“Aún no sabía si, a partir de entonces, me sentiría con fuerzas para cuidar de Yukiko y de las niñas. Las ilusiones no me ayudarían más. Ya no entretejerían más sueños para mí. Por más lejos que fuera, el vacío seguiría siendo el vacío. Había estado sumergido en él durante mucho tiempo. Había obligado a mi cuerpo a familiarizarse con él. “Aquí es, en definitiva, adonde he llegado”, me dije. Y tendría que acostumbrarme. Y, posiblemente, en el futuro, sería yo quien debería entretejer sueños para alguien.
Era lo que se me pedía. Qué fuerza acabarían teniendo esos sueños, no lo sabía. Pero, si quería encontrar algún sentido a mi vida presente, debería, en la medida de mis posibilidades, llevar esta obra adelante… Tal vez.

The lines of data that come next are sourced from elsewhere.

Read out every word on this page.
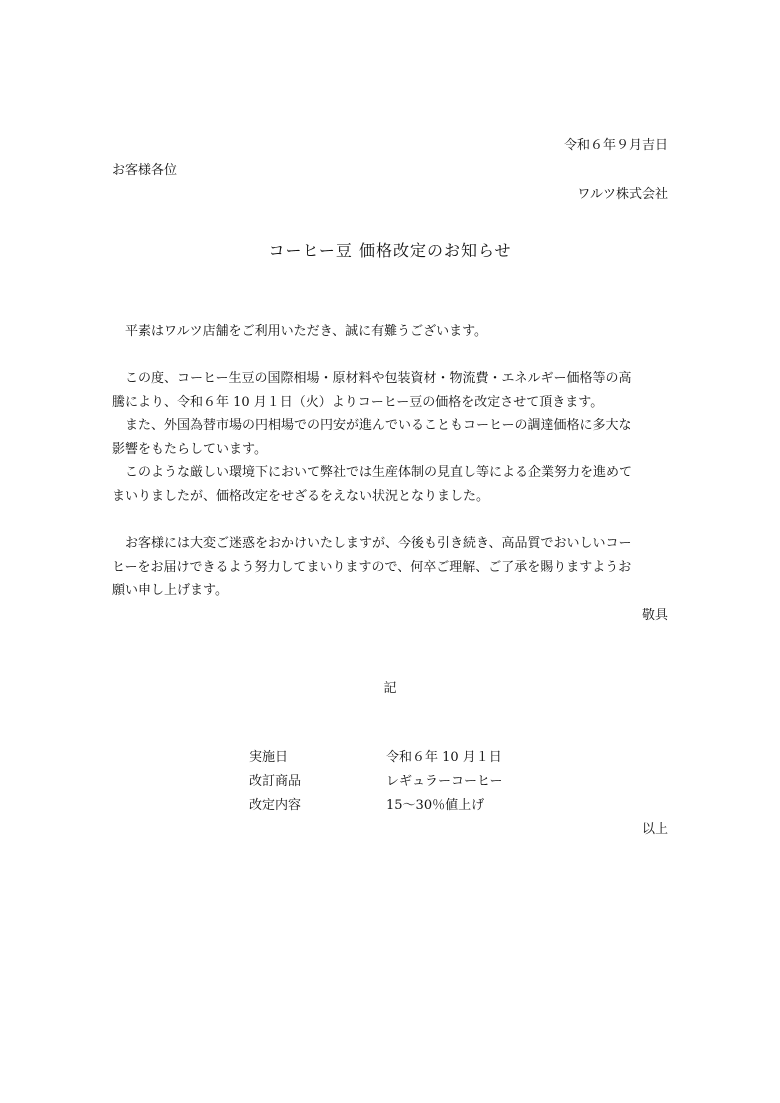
令和６年９月吉日
お客様各位
ワルツ株式会社
コーヒー豆 価格改定のお知らせ
平素はワルツ店舗をご利用いただき、誠に有難うございます。
この度、コーヒー生豆の国際相場・原材料や包装資材・物流費・エネルギー価格等の高
騰により、令和６年 10 月１日（火）よりコーヒー豆の価格を改定させて頂きます。
また、外国為替市場の円相場での円安が進んでいることもコーヒーの調達価格に多大な
影響をもたらしています。
このような厳しい環境下において弊社では生産体制の見直し等による企業努力を進めて
まいりましたが、価格改定をせざるをえない状況となりました。
お客様には大変ご迷惑をおかけいたしますが、今後も引き続き、高品質でおいしいコー
ヒーをお届けできるよう努力してまいりますので、何卒ご理解、ご了承を賜りますようお
願い申し上げます。
敬具
記
実施日	令和６年 10 月１日
改訂商品	レギュラーコーヒー
改定内容	15～30％値上げ
以上
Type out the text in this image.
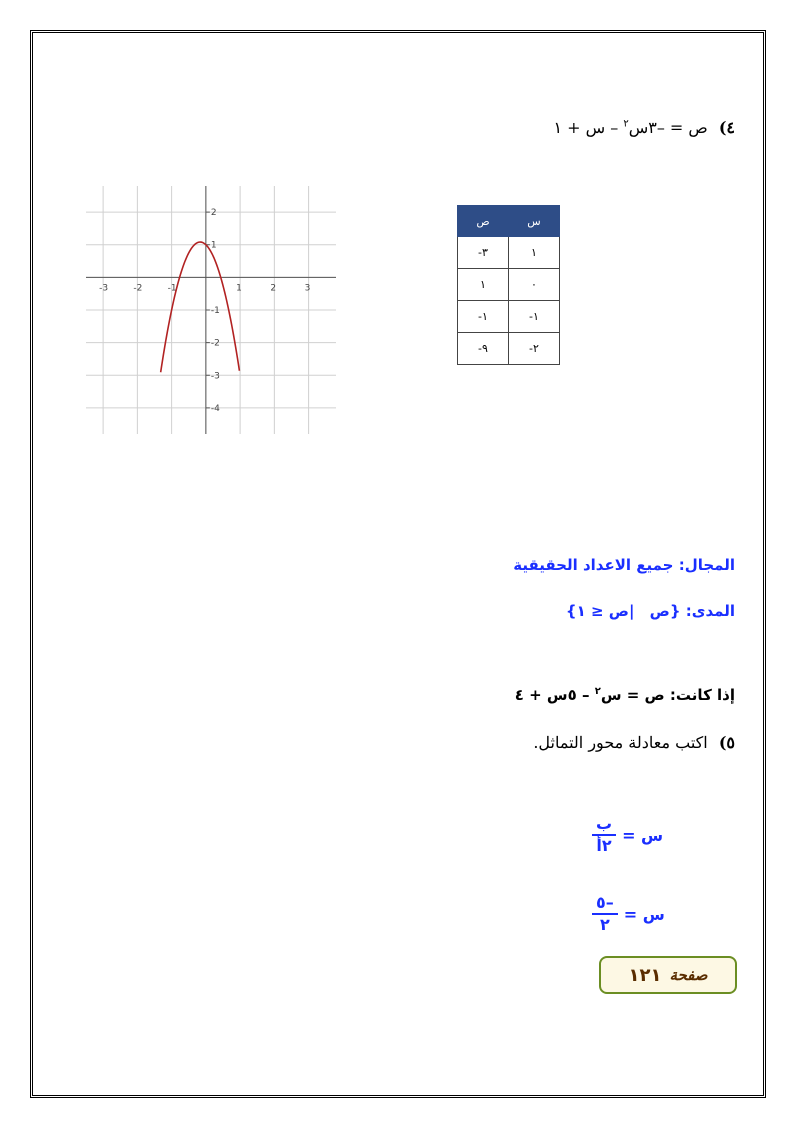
٤) ص = –٣س$^٢$ – س + ١
س	ص
١	٣-
٠	١
١-	١-
٢-	٩-
-3	-2	-1	1	2	3
2
1
-1
-2
-3
-4
المجال: جميع الاعداد الحقيقية
المدى: {ص |ص ≤ ١}
إذا كانت: ص = س$^٢$ – ٥س + ٤
٥) اكتب معادلة محور التماثل.
س =
$\frac{\text{ب}}{\text{٢أ}}$
س =
$\frac{-٥}{٢}$
صفحة
١٢١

Pero me fue imposible levantarme de la silla. Las fuerzas habían abandonado mi cuerpo por completo. Como si alguien se me hubiese acercado sigilosamente por la espalda y me hubiese desenchufado. Hinqué los codos en la mesa y me cubrí la cara con las palmas de las manos.
Dentro de esa oscuridad, pensé en la lluvia que caía sobre el mar. La lluvia que caía furtivamente, sin que nadie lo supiera, en un vasto mar. Las gotas de lluvia golpeaban mudas la superficie del agua, sin que ni siquiera los peces lo percibieran. Hasta que alguien se acercó y posó suavemente su mano sobre mi espalda, seguí pensando en el mar.”